Section 3 of the DEWIPA defines intestate property as property in respect of which there is intestacy under section 16, which provides as follows:
"If a person dies without having left a will valid under section 6, there shall be intestacy in respect of the property to which he or she was entitled at the date of his or her death."
Counsel Chagwamnjira further argued that s. 4 of the DEWIPA prohibits the application of customary law to intestate property. Section 4 of the DEWIPA is in the following terms:
"Except as provided for in this Act, no person shall be entitled under any other written law or under customary law to take by inheritance any of the property to which a deceased person was entitled at the date of his or her death. "
In his response, Counsel Mwala submitted that there was unchallenged evidence that the land in question did not belong to the late Malizani Mmwala and thus, so it was argued, he could not dispose of the same by Will or otherwise. The argument was couched in the following terms:
My Lord, it will be observed from the Lower Court's record that it was in evidence and uncontroverted that the land in question did not belong to late Malizani Mmwala when he was alive.
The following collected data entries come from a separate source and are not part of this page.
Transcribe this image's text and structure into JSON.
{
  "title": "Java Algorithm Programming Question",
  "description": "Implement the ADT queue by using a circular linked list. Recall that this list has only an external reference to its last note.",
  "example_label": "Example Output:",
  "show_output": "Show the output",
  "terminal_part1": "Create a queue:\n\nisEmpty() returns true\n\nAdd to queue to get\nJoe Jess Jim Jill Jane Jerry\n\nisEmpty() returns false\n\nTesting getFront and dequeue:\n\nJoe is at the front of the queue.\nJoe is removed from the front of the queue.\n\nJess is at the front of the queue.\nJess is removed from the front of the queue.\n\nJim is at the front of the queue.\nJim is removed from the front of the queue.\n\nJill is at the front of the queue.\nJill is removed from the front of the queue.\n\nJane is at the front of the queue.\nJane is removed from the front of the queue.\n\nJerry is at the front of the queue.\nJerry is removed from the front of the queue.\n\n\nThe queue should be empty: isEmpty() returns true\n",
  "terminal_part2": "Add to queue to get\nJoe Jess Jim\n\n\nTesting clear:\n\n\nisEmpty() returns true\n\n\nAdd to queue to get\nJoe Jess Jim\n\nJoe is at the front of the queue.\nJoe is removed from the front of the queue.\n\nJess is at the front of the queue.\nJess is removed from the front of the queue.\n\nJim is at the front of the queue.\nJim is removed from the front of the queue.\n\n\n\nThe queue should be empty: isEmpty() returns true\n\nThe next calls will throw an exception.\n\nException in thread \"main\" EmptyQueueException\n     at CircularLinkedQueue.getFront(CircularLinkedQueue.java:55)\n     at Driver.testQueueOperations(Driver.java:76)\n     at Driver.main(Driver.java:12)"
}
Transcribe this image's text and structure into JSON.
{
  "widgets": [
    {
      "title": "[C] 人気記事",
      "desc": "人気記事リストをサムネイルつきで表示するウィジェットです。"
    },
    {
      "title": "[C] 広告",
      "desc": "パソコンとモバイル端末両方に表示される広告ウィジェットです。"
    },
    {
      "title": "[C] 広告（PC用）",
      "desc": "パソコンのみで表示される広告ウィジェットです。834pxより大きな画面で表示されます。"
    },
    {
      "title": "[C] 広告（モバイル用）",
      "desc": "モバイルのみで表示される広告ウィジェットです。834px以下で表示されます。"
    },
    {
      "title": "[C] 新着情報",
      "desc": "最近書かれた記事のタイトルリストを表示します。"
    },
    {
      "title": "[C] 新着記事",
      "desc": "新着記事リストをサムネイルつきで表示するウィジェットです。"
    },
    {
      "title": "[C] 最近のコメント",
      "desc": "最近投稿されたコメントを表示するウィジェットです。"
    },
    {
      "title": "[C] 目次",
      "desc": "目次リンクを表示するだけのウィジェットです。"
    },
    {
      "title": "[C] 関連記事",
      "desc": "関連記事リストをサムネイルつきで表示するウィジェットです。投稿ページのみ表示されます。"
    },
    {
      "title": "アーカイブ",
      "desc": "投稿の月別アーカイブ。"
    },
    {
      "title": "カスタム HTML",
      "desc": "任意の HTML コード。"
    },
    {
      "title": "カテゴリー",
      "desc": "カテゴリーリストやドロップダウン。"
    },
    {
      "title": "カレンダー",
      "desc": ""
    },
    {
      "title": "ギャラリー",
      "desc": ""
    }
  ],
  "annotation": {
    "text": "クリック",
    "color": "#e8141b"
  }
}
It is in evidence that this was tribal land and the late Malizani Mmwala having married in another village, had to seek consent to use this land. This clearly shows that the land was not his
We therefore submit that if the land did not belong to Malizani Mmwala whilst he was alive, it cannot be part of his estate when he is dead
We therefore submit that the law of intestacy does not apply to the land herein. The land did not belong to Malizani Mmwala.
It will further be observed that the Appellants argue that the lower court should have called for the Will to be brought to Court once the Appellant mentioned it My Lord, we submit that even if the Lower Court had called for the Will, it would not have applied as the land did not belong to the deceased. One cannot bequeath that which does not belong to him. "
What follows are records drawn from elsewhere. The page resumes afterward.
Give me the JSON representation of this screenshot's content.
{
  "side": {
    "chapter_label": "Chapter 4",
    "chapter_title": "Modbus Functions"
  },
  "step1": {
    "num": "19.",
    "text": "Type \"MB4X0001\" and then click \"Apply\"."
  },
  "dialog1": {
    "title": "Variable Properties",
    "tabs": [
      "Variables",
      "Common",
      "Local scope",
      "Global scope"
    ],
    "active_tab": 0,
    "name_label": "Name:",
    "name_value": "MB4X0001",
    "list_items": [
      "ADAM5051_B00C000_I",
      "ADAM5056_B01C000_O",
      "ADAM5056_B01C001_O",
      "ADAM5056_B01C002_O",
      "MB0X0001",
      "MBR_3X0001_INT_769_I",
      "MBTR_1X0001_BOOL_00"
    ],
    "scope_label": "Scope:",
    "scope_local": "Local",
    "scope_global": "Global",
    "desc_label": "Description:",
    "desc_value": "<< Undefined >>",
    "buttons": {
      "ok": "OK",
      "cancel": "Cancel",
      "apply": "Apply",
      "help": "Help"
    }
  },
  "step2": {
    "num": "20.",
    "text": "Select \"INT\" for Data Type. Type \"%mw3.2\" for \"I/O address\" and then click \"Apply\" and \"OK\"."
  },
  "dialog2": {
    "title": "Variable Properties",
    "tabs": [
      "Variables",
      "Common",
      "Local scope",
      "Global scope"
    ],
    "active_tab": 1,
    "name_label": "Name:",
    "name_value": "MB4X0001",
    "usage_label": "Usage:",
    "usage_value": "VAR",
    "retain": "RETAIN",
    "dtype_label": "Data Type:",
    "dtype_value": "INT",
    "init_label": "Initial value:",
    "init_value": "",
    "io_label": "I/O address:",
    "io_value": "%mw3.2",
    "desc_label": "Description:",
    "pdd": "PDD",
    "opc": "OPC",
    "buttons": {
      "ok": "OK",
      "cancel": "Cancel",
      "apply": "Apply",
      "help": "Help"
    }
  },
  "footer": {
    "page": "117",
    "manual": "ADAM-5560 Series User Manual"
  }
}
Here again, I cannot agree more with Counsel Mwala. It is not in dispute that the land in question was clan land and the late Malizani Mmwala had to seek consent from the clan to allow him to use the land. The evidence of Loyce Lipaya, Oscar Chapita and Justen Gomani is very clear on this point. Having established that the land in question did not belong to late Malizani Mmwala, the late Malizani Mmwala could not bequeath the same to the Plaintiff or any other person. In the same vein, the land in question could not form part of the intestate estate of the late Malizani Mmwala.
In the final result, premised on all the facts, evidence and principles of law considered, this appeal has failed and it is, accordingly, dismissed with costs.
Pronounced in Court this 10th day of January 2017 at Blantyre in the Republic of Malawi.